The specialties are exquisitely rendered Campania favorites with a vast regional wine list to match. Here you can order an encyclopedia of long-lost rotating specialties like spaghetto del poveriello, montanara, stuffed calzones, ziti with lard, pasta with lentils, potatoes and friarieli (rapini), hearty soups and all the fried appetizers you dreamed about from childhood.

The crocche’ di baccala’ stand out as do the fried zucchini flowers and artichokes. Open up a bottle of Taurasi or Fiano and delve deep into topics like Italian politics, Brexit or simply what to order for desert. You can’t go wrong with the fried zeppole sprinkled with sugar and a local digestivo. Located in Vomero, you have now found your new home away from home.

Umberto

Via Alabardieri, 30

If your jet-lagged group is weary from a day in Pompeii and can’t decide where to eat in Naples, Umberto’s 100-year old restaurant in Chiaia offers something for everyone. With a seasonally changing menu recently recognized by the Slow Food movement, it features both a restaurant and a traditional pizzeria.
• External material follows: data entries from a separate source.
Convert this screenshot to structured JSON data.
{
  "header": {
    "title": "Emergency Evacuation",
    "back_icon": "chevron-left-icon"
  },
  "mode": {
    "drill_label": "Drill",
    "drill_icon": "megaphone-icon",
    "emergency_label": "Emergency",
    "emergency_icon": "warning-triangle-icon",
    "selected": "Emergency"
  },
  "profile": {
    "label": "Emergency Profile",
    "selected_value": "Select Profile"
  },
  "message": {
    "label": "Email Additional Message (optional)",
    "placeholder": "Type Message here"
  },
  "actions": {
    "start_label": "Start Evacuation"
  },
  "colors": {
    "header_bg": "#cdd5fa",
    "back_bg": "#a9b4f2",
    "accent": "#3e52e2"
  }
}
A full immersion into Neapolitan life is guaranteed. The warm family atmosphere and the staff’s conviviality will instantly put you at ease. Outstanding items include “Grandma’s meatballs” appetizer, seafood risotto and local specialties like Zucchini alla Scapece and handmade Scialatelli pasta options. Authentic deserts like Sfogliatelle or Percocata that use local ricotta and peaches explain why locals make up the majority of customers. Come discover what has kept this restaurant busy since 1916.